Gli Architetti: «Una torre Hamon va salvata, è una testimonianza storico-culturale»

L’Ordine professionale della provincia di Ravenna chiede di rivedere i piani che coinvolgono Eni e Autorità portuale per l’area ex Sarom e ricorda che il percorso di partecipazione cittadina voluto dal Comune per la darsena chiedeva proprio il recupero delle archeologie industriali

Passato, presente, nessun futuro

L’Ordine degli architetti della provincia di Ravenna entra nel dibattito pubblico locale nato con l’inizio della demolizione delle due torri Hamon nell’area dell’ex raffineria Sarom e chiede di conservarne almeno una – quella più a est non è stata ancora interessata dai lavori – perché «può ancora essere un’emergenza visiva di Ravenna e una testimonianza di valore storico-culturale degli anni dell’industrializzazione e in particolare dello sviluppo dell’industria petrolchimica nel secondo Dopoguerra». Come noto, l’abbattimento partito il 2 aprile è opera di Eni, proprietaria dell’area di 44 ettari che poi verrà ceduta per 6,4 milioni di euro all’Autorità portuale per farne un campo fotovoltaico di 25 ettari e, in un futuro non ancora calendarizzato, la viabilità per un nuovo ponte mobile sul canale Candiano.

A seguito dell’annuncio dell’abbattimento, dato dal sindaco il 27 marzo, diverse realtà cittadine nell’ambito della cultura e dell’architettura si sono mobilitate a difesa dei manufatti. E gli architetti si rammaricano che la notizia delle intenzioni di demolizione sia emersa solo poco prima che il cantiere fosse avviato: «Così si è impedita una necessaria riflessione pubblica sull’opportunità di agire».

La posizione espressa dall’Ordine a favore della conservazione chiama il Comune al rispetto delle sue stesse iniziative condotte in passato. L’intero comparto della darsena è stato oggetto, negli ultimi decenni, di molte riflessioni e proposte.
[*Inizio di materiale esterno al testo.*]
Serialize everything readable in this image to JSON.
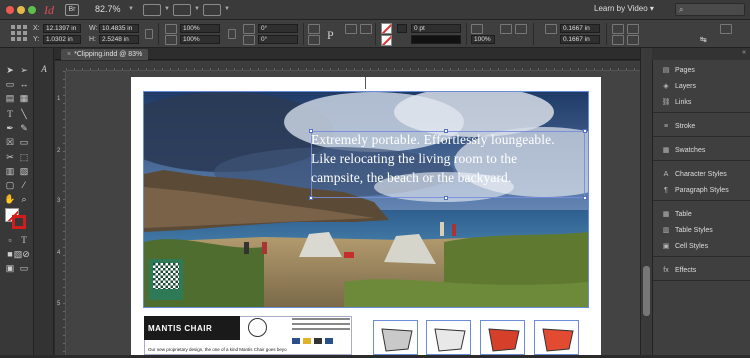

Queste hanno portato nel 2011 a dare vita al processo partecipato chiamato “La Darsena che vorrei”, condotto dal Comune e dalla cooperativa Villaggio Globale, che coinvolse centinaia di persone. «La gente chiedeva uno sviluppo a vocazione pubblica tramite un sistema integrato e cooperante di luoghi e infrastrutture collegate al resto della città – sottolinea la vicepresidente dell’Ordine, Piera Nobili – per dare un nuovo senso e significato all’acqua, alle banchine, agli edifici di archeologia industriale e alle nuove attività lavorative e residenziali. Le indicazioni e gli interventi proposti dai partecipanti guardavano oltre al consueto concetto di città/territorio da consumare, ovvero oltre a uno spazio frazionato e semplicemente reso decoroso grazie ad alberature, fioriture e arredi».

Da quel percorso di partecipazione uscì la volontà di un recupero delle archeologie industriali, fra cui le torri Hamon e tutti quegli edifici che sono simbolo di una Ravenna che si industrializzò a partire dagli anni Cinquanta: «In quella occasione si avanzarono ipotesi di riutilizzo di tali strutture che il piano urbanistico generale (Pug) giacente da quasi due anni negli uffici comunali, ha prospettato di recuperare. Tant’è che l’Ordine, pur presentando nel 2022 diverse osservazioni al Pug, non è intervenuto su questo fronte in quanto ne condivideva appieno la prospettiva indicata».

Ecco perché, insieme alla salvaguardia di una torre, l’Ordine chiede che sia rivisto il progetto del parco solare per valutare possibili usi pubblici e privati ed evitare lo scenario di una manufatto lasciato isolato e inaccessibile al centro di una distesa di pannelli fotovoltaici. L’obiettivo verso cui tendere, se si volesse rispettare l’opionione della collettività emerso con il processo partecipativo, sarebbe quello di creare un sito che funzioni per l’intera comunità e al tempo stesso le consenta di essere viva: «Un progetto di rigenerazione urbana e sociale da leggere in modo unitario e che, necessariamente, deve avere una regia importante e capace di pilotare scelte politiche lungimiranti, così come è già accaduto in molte città europee».

Infine gli Architetti ricordano che anche la Soprintendenza per i beni culturali e paesaggistici nel 2013 assunse una posizione a favore della salvaguardia delle torri, sottolineandone la tipicità dello “skyline” e il “valore plastico” al punto da ritenerle adatte a diventare teatro di eventi artistici in connessione con il previsto Parco delle Arti. Da allora però la Soprintendeza non ha apposto vincoli di conservazione ai manufatti e non è stato possibile avere una dichiarazione dalla responsabile dell’ufficio Federica Gonzato.